Your options in auto, however, can be so limited that it takes the fun out of the whole thing. We're happy to report that isn't the case with Snap Art 4.

The new interface and improved performance with real-image previews in the presets is a pleasure to use. But the effects are more sophisticated than what we typically find in image editing software. We particularly liked the paper textures and various kinds of media available for each preset.

Being able to mask within the application was a real help, too. It's no secret that not all areas of a canvas get (or should get) quite the same attention by the artist and with masking you can emulate that.

We only spent a couple of hours playing around with Snap Art 4, but it was about 15 minutes of watching tutorials and the rest of it happily playing with our image. And that's enough to give this tool four photo corners for the scrapbook.

Alien Skin Software Ships Snap Art 4 -- Turns Photos Into Paintings or Sketches That Look Handmade

Increased drawing speed and updated user interface make it easier to explore artistic styles

RALEIGH, N.C. -- Alien Skin Software today announces the immediate availability of Snap Art 4, the new version of its artistic natural media application for photographers. Snap Art 4 transforms a photo into a beautiful work of art that looks completely handcrafted. It features a redesigned user interface and improved speed. Snap Art 4 can be used as a plug-in with popular host software or as a standalone program for even greater flexibility.

Snap Art 4 can render hundreds of styles and media, such as oil paint, pencil sketch, watercolor and crayon. It mimics the techniques of human artists, such as layered brush strokes and enhancement of important edges. Snap Art takes care of all the tedious work of drawing brush strokes. For more control, the masking tool can bring out extra detail in areas that need it.

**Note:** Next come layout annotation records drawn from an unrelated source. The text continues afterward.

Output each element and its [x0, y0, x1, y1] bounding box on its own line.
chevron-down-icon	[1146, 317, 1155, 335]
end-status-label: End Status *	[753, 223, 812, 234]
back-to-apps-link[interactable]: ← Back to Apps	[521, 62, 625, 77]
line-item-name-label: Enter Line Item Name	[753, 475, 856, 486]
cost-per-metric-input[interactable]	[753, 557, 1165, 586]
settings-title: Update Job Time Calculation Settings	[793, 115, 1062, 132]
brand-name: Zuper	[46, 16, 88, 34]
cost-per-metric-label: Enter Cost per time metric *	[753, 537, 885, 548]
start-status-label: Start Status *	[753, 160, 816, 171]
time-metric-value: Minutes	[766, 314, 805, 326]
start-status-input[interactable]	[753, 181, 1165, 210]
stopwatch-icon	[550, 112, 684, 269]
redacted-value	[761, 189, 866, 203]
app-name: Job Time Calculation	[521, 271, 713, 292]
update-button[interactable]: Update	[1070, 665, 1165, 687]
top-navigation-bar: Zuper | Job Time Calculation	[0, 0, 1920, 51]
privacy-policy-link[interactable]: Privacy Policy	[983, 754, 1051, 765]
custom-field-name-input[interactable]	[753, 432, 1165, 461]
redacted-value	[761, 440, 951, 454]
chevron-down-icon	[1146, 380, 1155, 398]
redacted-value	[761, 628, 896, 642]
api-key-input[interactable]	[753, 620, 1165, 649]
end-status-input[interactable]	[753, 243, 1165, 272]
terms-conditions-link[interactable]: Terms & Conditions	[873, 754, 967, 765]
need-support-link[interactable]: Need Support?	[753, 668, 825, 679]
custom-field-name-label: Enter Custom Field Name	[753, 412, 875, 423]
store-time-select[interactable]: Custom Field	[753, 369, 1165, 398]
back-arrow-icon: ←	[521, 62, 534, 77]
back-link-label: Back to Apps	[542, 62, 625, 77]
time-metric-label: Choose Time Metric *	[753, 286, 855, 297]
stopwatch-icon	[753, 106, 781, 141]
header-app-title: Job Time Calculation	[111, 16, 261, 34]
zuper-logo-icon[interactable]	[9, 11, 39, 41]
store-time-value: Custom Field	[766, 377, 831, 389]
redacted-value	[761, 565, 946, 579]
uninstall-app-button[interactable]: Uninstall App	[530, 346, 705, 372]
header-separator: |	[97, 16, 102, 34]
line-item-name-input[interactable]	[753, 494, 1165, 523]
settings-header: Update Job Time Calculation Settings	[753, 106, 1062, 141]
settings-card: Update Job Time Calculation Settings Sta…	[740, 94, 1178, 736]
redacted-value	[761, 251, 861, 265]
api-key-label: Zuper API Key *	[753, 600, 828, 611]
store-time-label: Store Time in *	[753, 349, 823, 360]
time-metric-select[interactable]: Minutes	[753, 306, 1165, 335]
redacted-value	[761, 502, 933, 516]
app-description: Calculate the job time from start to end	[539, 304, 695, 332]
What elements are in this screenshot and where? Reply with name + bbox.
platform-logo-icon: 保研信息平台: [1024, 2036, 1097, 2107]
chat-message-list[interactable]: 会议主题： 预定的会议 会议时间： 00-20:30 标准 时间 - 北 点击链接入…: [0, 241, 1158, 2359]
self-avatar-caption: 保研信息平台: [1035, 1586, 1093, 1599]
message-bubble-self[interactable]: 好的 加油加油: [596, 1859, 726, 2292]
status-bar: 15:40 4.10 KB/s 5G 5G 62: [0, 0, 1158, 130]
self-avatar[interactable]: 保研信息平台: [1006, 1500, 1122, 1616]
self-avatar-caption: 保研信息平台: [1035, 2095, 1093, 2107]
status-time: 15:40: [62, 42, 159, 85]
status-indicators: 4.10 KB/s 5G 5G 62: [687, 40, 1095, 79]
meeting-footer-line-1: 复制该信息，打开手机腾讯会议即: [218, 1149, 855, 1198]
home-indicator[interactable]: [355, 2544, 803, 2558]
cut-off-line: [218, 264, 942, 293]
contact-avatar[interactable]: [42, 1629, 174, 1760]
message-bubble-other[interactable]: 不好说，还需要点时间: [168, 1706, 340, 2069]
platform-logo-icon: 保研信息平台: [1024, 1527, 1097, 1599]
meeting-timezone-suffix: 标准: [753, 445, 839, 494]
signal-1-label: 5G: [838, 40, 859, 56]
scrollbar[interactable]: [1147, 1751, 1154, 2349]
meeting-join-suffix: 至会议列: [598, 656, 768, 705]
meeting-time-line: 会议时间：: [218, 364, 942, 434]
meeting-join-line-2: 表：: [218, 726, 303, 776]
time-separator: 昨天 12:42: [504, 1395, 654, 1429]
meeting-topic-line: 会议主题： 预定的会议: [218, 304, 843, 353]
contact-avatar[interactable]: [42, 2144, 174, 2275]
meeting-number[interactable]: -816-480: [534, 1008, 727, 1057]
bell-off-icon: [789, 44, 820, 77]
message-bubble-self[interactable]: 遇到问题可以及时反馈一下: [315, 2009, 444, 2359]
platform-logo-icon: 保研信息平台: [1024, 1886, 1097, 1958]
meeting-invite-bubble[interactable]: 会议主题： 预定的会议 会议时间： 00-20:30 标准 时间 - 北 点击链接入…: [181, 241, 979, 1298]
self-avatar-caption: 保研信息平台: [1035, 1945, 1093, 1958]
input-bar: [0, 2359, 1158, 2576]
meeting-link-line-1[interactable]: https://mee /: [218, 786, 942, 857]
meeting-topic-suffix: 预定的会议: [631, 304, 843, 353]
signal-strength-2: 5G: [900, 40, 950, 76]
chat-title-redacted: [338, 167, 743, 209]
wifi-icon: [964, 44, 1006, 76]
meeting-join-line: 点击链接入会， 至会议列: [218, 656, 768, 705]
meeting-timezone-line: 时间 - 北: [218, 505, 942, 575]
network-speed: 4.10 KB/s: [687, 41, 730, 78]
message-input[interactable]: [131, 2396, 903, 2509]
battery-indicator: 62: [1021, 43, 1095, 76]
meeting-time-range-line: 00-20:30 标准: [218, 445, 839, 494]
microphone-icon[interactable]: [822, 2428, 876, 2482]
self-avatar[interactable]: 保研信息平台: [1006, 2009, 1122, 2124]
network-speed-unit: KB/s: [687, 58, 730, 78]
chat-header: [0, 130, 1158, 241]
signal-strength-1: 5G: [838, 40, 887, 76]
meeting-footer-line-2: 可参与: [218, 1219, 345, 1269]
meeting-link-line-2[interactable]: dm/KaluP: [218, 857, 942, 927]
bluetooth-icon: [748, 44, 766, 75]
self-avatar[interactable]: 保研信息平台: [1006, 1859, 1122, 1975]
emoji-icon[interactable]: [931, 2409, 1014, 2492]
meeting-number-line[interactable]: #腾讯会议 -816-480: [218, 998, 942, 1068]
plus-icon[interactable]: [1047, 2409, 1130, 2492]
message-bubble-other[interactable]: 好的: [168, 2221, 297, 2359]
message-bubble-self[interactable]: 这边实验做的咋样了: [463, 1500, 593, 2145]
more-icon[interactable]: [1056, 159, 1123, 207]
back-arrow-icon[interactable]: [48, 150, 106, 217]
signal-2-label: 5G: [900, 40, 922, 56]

"Using Snap Art 4 simply requires a creative idea, not hand-eye coordination or technical training," said Terence Tay, designer of the new Snap Art 4 software. "Thanks to Snap Art 4's realistic effects, even aspiring photographers can create prints that are worthy of hanging in a gallery."

Snap Art 4's user interface has been completely rewritten to make it even easier to create great artwork. Across the board, everything in Snap Art is faster and more responsive. The modern dark color scheme reduces distractions around the image. The new visual preset browser shows how each preset will look when applied to an image. In addition, favorites and recently used presets are just a click away.

Snap Art 4 integrates with many popular photography tools: Adobe Photoshop, Lightroom and now Apple Aperture. Snap Art 4 can now also be launched as a standalone application.

Pricing and Availability

Snap Art 4 is now available through for $99. Owners of earlier versions of Snap Art may upgrade for $69. Free upgrades will be automatically sent to everyone who purchased Snap Art 3 directly from Alien Skin Software in August 2013 or later.

Host Requirements

Snap Art 4 may be used as a standalone program or a plug-in. When it is used as a plug-in it requires one of the following host applications:

  • Adobe Photoshop CS6 or CC
  • Adobe Photoshop Elements 12 or newer
  • Adobe Photoshop Lightroom 4 or newer
  • Apple Aperture 3 or newer

System Requirements

  • Microsoft Windows users need Windows 7 or newer.
  • Apple Macintosh users need Mac OS X 10.8 or newer.
  • An Intel Core 2 processor or compatible is required.
  • A monitor with 1280x768 resolution or greater is required.